Et c’est presque plus grave.
Car la population ne sort plus et freine ses dépenses, toute émue à l'écoute du journal de TF1 connu pour raconter un monde que personne ne connait, elle n’en profite même pas pour consommer mieux et plus responsable.
Pour rajouter au cynisme de la situation d’un système qui peine à se réinventer, on la menace de baisser le taux de son livret A pour faire tourner la machine (6000 euros de placement maxi, sympa mais on va quand même pas agiter dans la rue son petit livret jaune)… pas très sérieuse la révolution.

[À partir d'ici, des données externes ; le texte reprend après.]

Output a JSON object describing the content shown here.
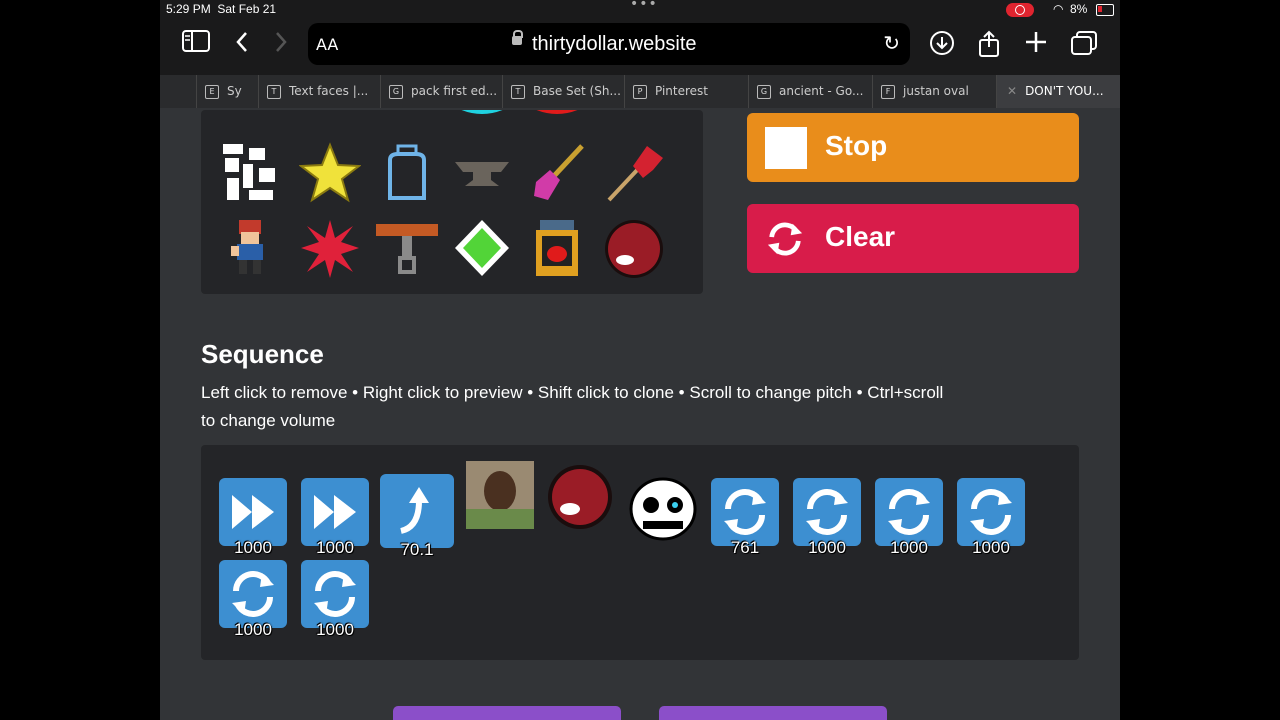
{
  "status": {
    "time": "5:29 PM",
    "date": "Sat Feb 21",
    "battery": "8%"
  },
  "browser": {
    "aa": "AA",
    "url": "thirtydollar.website"
  },
  "tabs": [
    {
      "fav": "E",
      "label": "Sy"
    },
    {
      "fav": "T",
      "label": "Text faces |..."
    },
    {
      "fav": "G",
      "label": "pack first ed..."
    },
    {
      "fav": "T",
      "label": "Base Set (Sh..."
    },
    {
      "fav": "P",
      "label": "Pinterest"
    },
    {
      "fav": "G",
      "label": "ancient - Go..."
    },
    {
      "fav": "F",
      "label": "justan oval"
    },
    {
      "fav": "",
      "label": "DON'T YOU..."
    }
  ],
  "controls": {
    "stop_label": "Stop",
    "clear_label": "Clear"
  },
  "sequence": {
    "title": "Sequence",
    "instructions": "Left click to remove • Right click to preview • Shift click to clone • Scroll to change pitch • Ctrl+scroll to change volume",
    "tiles": [
      {
        "icon": "fast-forward-icon",
        "value": "1000"
      },
      {
        "icon": "fast-forward-icon",
        "value": "1000"
      },
      {
        "icon": "jump-arrow-icon",
        "value": "70.1"
      },
      {
        "icon": "photo-face-icon",
        "value": ""
      },
      {
        "icon": "amogus-icon",
        "value": ""
      },
      {
        "icon": "sans-skull-icon",
        "value": ""
      },
      {
        "icon": "loop-icon",
        "value": "761"
      },
      {
        "icon": "loop-icon",
        "value": "1000"
      },
      {
        "icon": "loop-icon",
        "value": "1000"
      },
      {
        "icon": "loop-icon",
        "value": "1000"
      },
      {
        "icon": "loop-icon",
        "value": "1000"
      },
      {
        "icon": "loop-icon",
        "value": "1000"
      }
    ]
  },
  "colors": {
    "stop": "#e98d1b",
    "clear": "#d81c4a",
    "tile": "#3d8fd1",
    "bg": "#323437",
    "panel": "#242528"
  }
}
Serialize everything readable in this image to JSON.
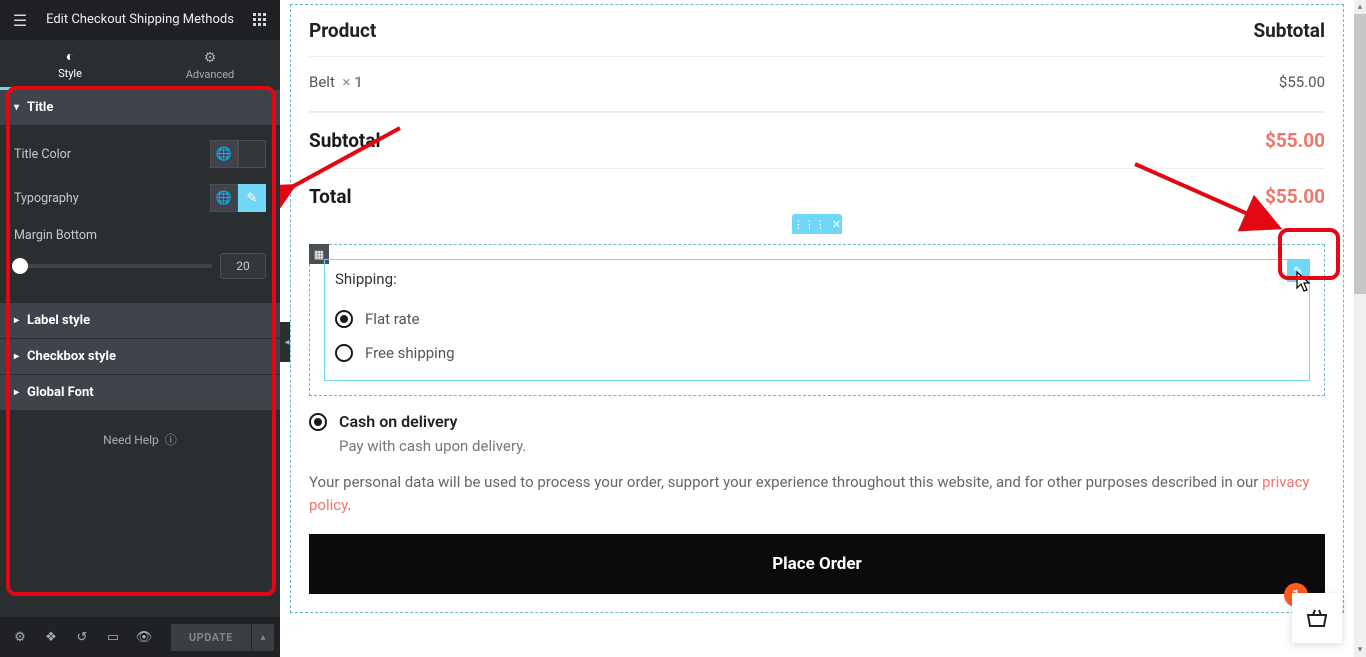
{
  "sidebar": {
    "title": "Edit Checkout Shipping Methods",
    "tabs": {
      "style": "Style",
      "advanced": "Advanced"
    },
    "sections": {
      "title": {
        "header": "Title",
        "title_color_label": "Title Color",
        "typography_label": "Typography",
        "margin_bottom_label": "Margin Bottom",
        "margin_bottom_value": "20"
      },
      "label_style": "Label style",
      "checkbox_style": "Checkbox style",
      "global_font": "Global Font"
    },
    "help": "Need Help",
    "footer": {
      "update": "UPDATE"
    }
  },
  "preview": {
    "headers": {
      "product": "Product",
      "subtotal": "Subtotal"
    },
    "item": {
      "name": "Belt",
      "qty_prefix": "×",
      "qty": "1",
      "price": "$55.00"
    },
    "subtotal_label": "Subtotal",
    "subtotal_value": "$55.00",
    "total_label": "Total",
    "total_value": "$55.00",
    "shipping": {
      "title": "Shipping:",
      "option_flat": "Flat rate",
      "option_free": "Free shipping"
    },
    "payment": {
      "cod_label": "Cash on delivery",
      "cod_desc": "Pay with cash upon delivery."
    },
    "privacy_text": "Your personal data will be used to process your order, support your experience throughout this website, and for other purposes described in our ",
    "privacy_link": "privacy policy",
    "privacy_end": ".",
    "place_order": "Place Order",
    "cart_count": "1"
  }
}
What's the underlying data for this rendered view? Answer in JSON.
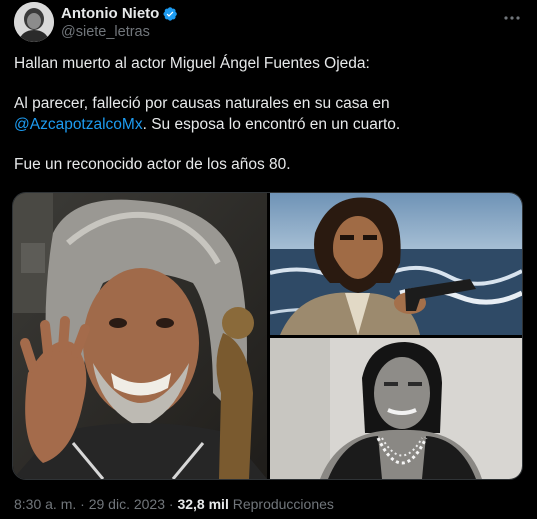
{
  "author": {
    "display_name": "Antonio Nieto",
    "handle": "@siete_letras",
    "verified": true
  },
  "tweet": {
    "line1": "Hallan muerto al actor Miguel Ángel Fuentes Ojeda:",
    "line2_prefix": "Al parecer, falleció por causas naturales en su casa en",
    "mention": "@AzcapotzalcoMx",
    "line2_suffix": ". Su esposa lo encontró en un cuarto.",
    "line3": "Fue un reconocido actor de los años 80."
  },
  "meta": {
    "time": "8:30 a. m.",
    "separator1": " · ",
    "date": "29 dic. 2023",
    "separator2": " · ",
    "views_count": "32,8 mil",
    "views_label": " Reproducciones"
  },
  "icons": {
    "verified": "verified-badge-icon",
    "more": "more-options-icon"
  },
  "colors": {
    "background": "#000000",
    "text": "#e7e9ea",
    "secondary_text": "#71767b",
    "accent": "#1d9bf0"
  }
}
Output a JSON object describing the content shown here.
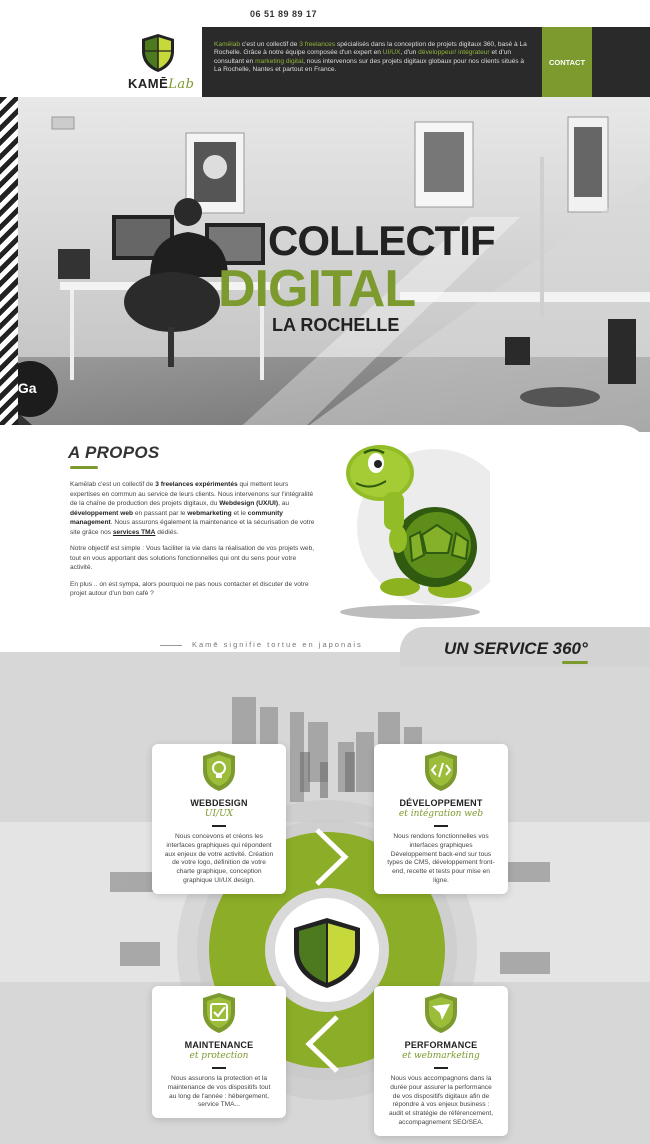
{
  "topbar": {
    "phone": "06 51 89 89 17"
  },
  "header": {
    "logo_main": "KAMĒ",
    "logo_lab": "Lab",
    "intro": [
      {
        "t": "Kamēlab",
        "hl": true
      },
      {
        "t": " c'est un collectif de ",
        "hl": false
      },
      {
        "t": "3 freelances",
        "hl": true
      },
      {
        "t": " spécialisés dans la conception de projets digitaux 360, basé à La Rochelle. Grâce à notre équipe composée d'un expert en ",
        "hl": false
      },
      {
        "t": "UI/UX",
        "hl": true
      },
      {
        "t": ", d'un ",
        "hl": false
      },
      {
        "t": "développeur/ intégrateur",
        "hl": true
      },
      {
        "t": " et d'un consultant en ",
        "hl": false
      },
      {
        "t": "marketing digital",
        "hl": true
      },
      {
        "t": ", nous intervenons sur des projets digitaux globaux pour nos clients situés à La Rochelle, Nantes et partout en France.",
        "hl": false
      }
    ],
    "contact_label": "CONTACT"
  },
  "hero": {
    "line1": "COLLECTIF",
    "line2": "DIGITAL",
    "line3": "LA ROCHELLE"
  },
  "apropos": {
    "title": "A PROPOS",
    "p1": [
      {
        "t": "Kamēlab c'est un collectif de ",
        "s": "n"
      },
      {
        "t": "3 freelances expérimentés",
        "s": "b"
      },
      {
        "t": " qui mettent leurs expertises en commun au service de leurs clients. Nous intervenons sur l'intégralité de la chaîne de production des projets digitaux, du ",
        "s": "n"
      },
      {
        "t": "Webdesign (UX/UI)",
        "s": "b"
      },
      {
        "t": ", au ",
        "s": "n"
      },
      {
        "t": "développement web",
        "s": "b"
      },
      {
        "t": " en passant par le ",
        "s": "n"
      },
      {
        "t": "webmarketing",
        "s": "b"
      },
      {
        "t": " et le ",
        "s": "n"
      },
      {
        "t": "community management",
        "s": "b"
      },
      {
        "t": ". Nous assurons également la maintenance et la sécurisation de votre site grâce nos ",
        "s": "n"
      },
      {
        "t": "services TMA",
        "s": "u"
      },
      {
        "t": " dédiés.",
        "s": "n"
      }
    ],
    "p2": "Notre objectif est simple : Vous faciliter la vie dans la réalisation de vos projets web, tout en vous apportant des solutions fonctionnelles qui ont du sens pour votre activité.",
    "p3": "En plus .. on est sympa, alors pourquoi ne pas nous contacter et discuter de votre projet autour d'un bon café ?"
  },
  "tagline": "Kamē signifie tortue en japonais",
  "service": {
    "title": "UN SERVICE 360°",
    "cards": [
      {
        "title": "WEBDESIGN",
        "subtitle": "UI/UX",
        "icon": "lightbulb-icon",
        "text": "Nous concevons et créons les interfaces graphiques qui répondent aux enjeux de votre activité. Création de votre logo, définition de votre charte graphique, conception graphique UI/UX design."
      },
      {
        "title": "DÉVELOPPEMENT",
        "subtitle": "et intégration web",
        "icon": "code-icon",
        "text": "Nous rendons fonctionnelles vos interfaces graphiques Développement back-end sur tous types de CMS, développement front-end, recette et tests pour mise en ligne."
      },
      {
        "title": "MAINTENANCE",
        "subtitle": "et protection",
        "icon": "check-icon",
        "text": "Nous assurons la protection et la maintenance de vos dispositifs tout au long de l'année : hébergement, service TMA..."
      },
      {
        "title": "PERFORMANCE",
        "subtitle": "et webmarketing",
        "icon": "send-icon",
        "text": "Nous vous accompagnons dans la durée pour assurer la performance de vos dispositifs digitaux afin de répondre à vos enjeux business : audit et stratégie de référencement, accompagnement SEO/SEA."
      }
    ]
  },
  "colors": {
    "accent": "#7c9a2e",
    "dark": "#2a2a2a",
    "light_gray": "#d7d7d7"
  }
}
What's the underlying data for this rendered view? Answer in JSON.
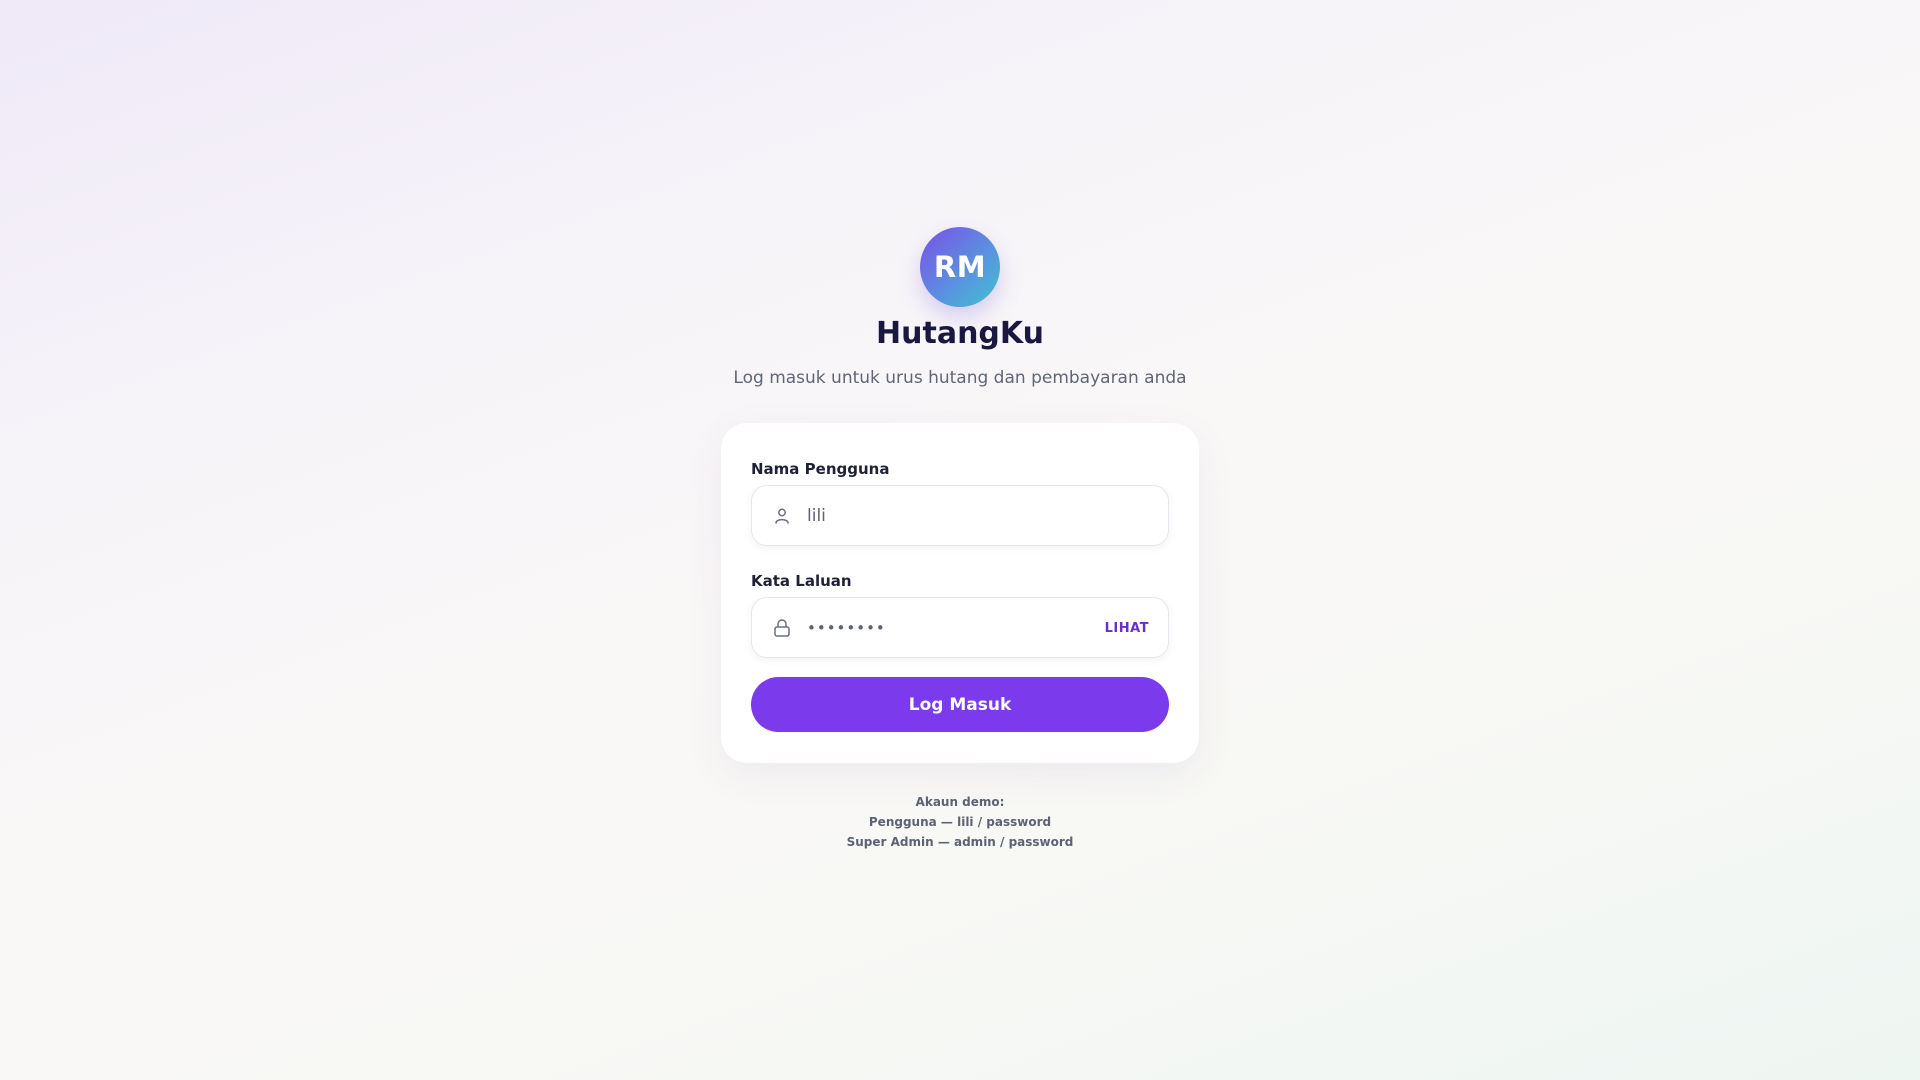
{
  "brand": {
    "logo_text": "RM",
    "app_name": "HutangKu",
    "subtitle": "Log masuk untuk urus hutang dan pembayaran anda"
  },
  "form": {
    "username": {
      "label": "Nama Pengguna",
      "value": "lili",
      "icon": "user-icon"
    },
    "password": {
      "label": "Kata Laluan",
      "masked_value": "••••••••",
      "icon": "lock-icon",
      "toggle_label": "LIHAT"
    },
    "submit_label": "Log Masuk"
  },
  "demo_accounts": {
    "heading": "Akaun demo:",
    "lines": [
      "Pengguna — lili / password",
      "Super Admin — admin / password"
    ]
  },
  "colors": {
    "accent": "#7c3aed",
    "title": "#1a1840",
    "muted": "#5f6677"
  }
}
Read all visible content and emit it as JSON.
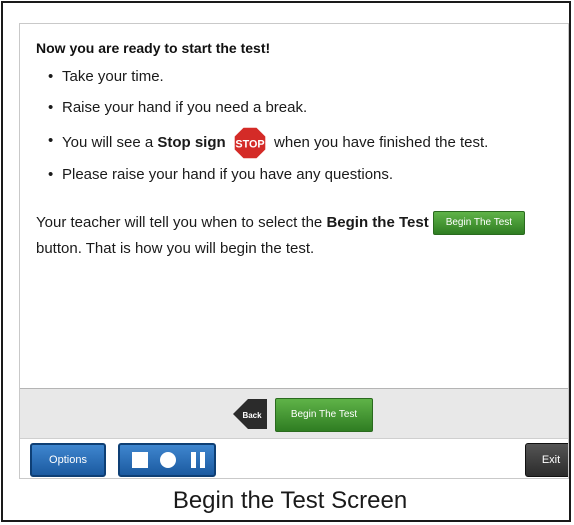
{
  "screen": {
    "heading": "Now you are ready to start the test!",
    "bullets": {
      "b1": "Take your time.",
      "b2": "Raise your hand if you need a break.",
      "b3_pre": "You will see a",
      "b3_bold": "Stop sign",
      "b3_post": "when you have finished the test.",
      "b4": "Please raise your hand if you have any questions."
    },
    "stop_sign_text": "STOP",
    "paragraph": {
      "pre": "Your teacher will tell you when to select the",
      "bold": "Begin the Test",
      "post": "button. That is how you will begin the test."
    },
    "inline_button": "Begin The Test"
  },
  "toolbar": {
    "back_label": "Back",
    "begin_label": "Begin The Test",
    "options_label": "Options",
    "exit_label": "Exit"
  },
  "caption": "Begin the Test Screen",
  "colors": {
    "green": "#3f9a2e",
    "blue": "#1b5aa0",
    "stop_red": "#d42b27"
  }
}
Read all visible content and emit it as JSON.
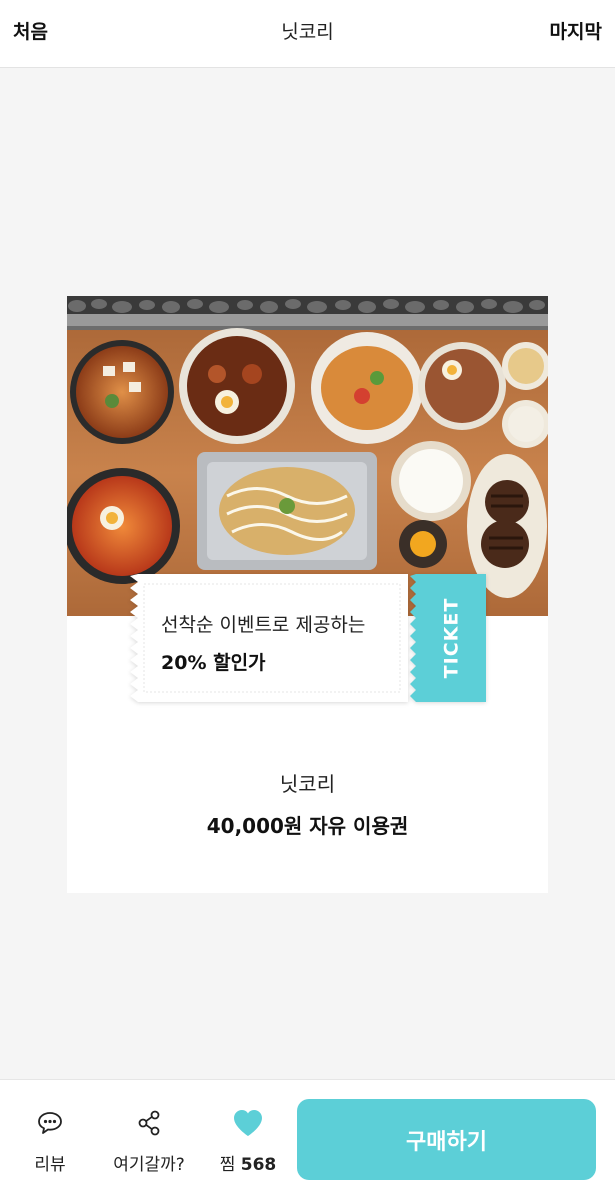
{
  "header": {
    "left_label": "처음",
    "title": "닛코리",
    "right_label": "마지막"
  },
  "card": {
    "ticket": {
      "line1": "선착순 이벤트로 제공하는",
      "line2": "20% 할인가",
      "stub_label": "TICKET"
    },
    "store_name": "닛코리",
    "product_name": "40,000원 자유 이용권"
  },
  "bottom_bar": {
    "review_label": "리뷰",
    "share_label": "여기갈까?",
    "like_label": "찜",
    "like_count": "568",
    "buy_label": "구매하기"
  },
  "colors": {
    "accent": "#5ccfd7",
    "background": "#f5f5f5"
  },
  "icons": {
    "review": "speech-bubble-icon",
    "share": "share-icon",
    "like": "heart-icon"
  }
}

Du coup, les gens attendent que ça leur tombe sur la tête (il paraît que c’est très gaulois), les entrepreneurs en profitent pour écrémer en loucedé (30% d’affaires prudhommales en moins s’il vous plait), on négocie dans les couloirs des palais le prix du travail contre quelques positions pour ceux qui sauront passer la période sans trop en profiter…
Je crois surtout que cet attentisme que je constate tous les jours dans les entreprises françaises (qui finissent par se demander ce qu’elles attendent) est un miroir à la frilosité et un manque d’ouverture aux idées et surtout, aux autres… (parfois juste un manque de temps – on vous en veut pas – ou de culture – à mon avis, plus préoccupant…).
Mais si vous n’engagez pas de vastes réflexions sur les chantiers d’avenir (faut s’y faire 2009 est mort, faut sauter la classe et penser à deux ans), ne dépensez pas votre argent… a quoi passez vous votre temps en ce moment chers annonceurs ??? Nous avons là une belle et tragique opportunité de réinventer nos relations avec nos publics, nos marchés, le sens de nos marques … a quoi servent-elle elles aussi si elles ne défendent aucune valeur ni aucun usage ??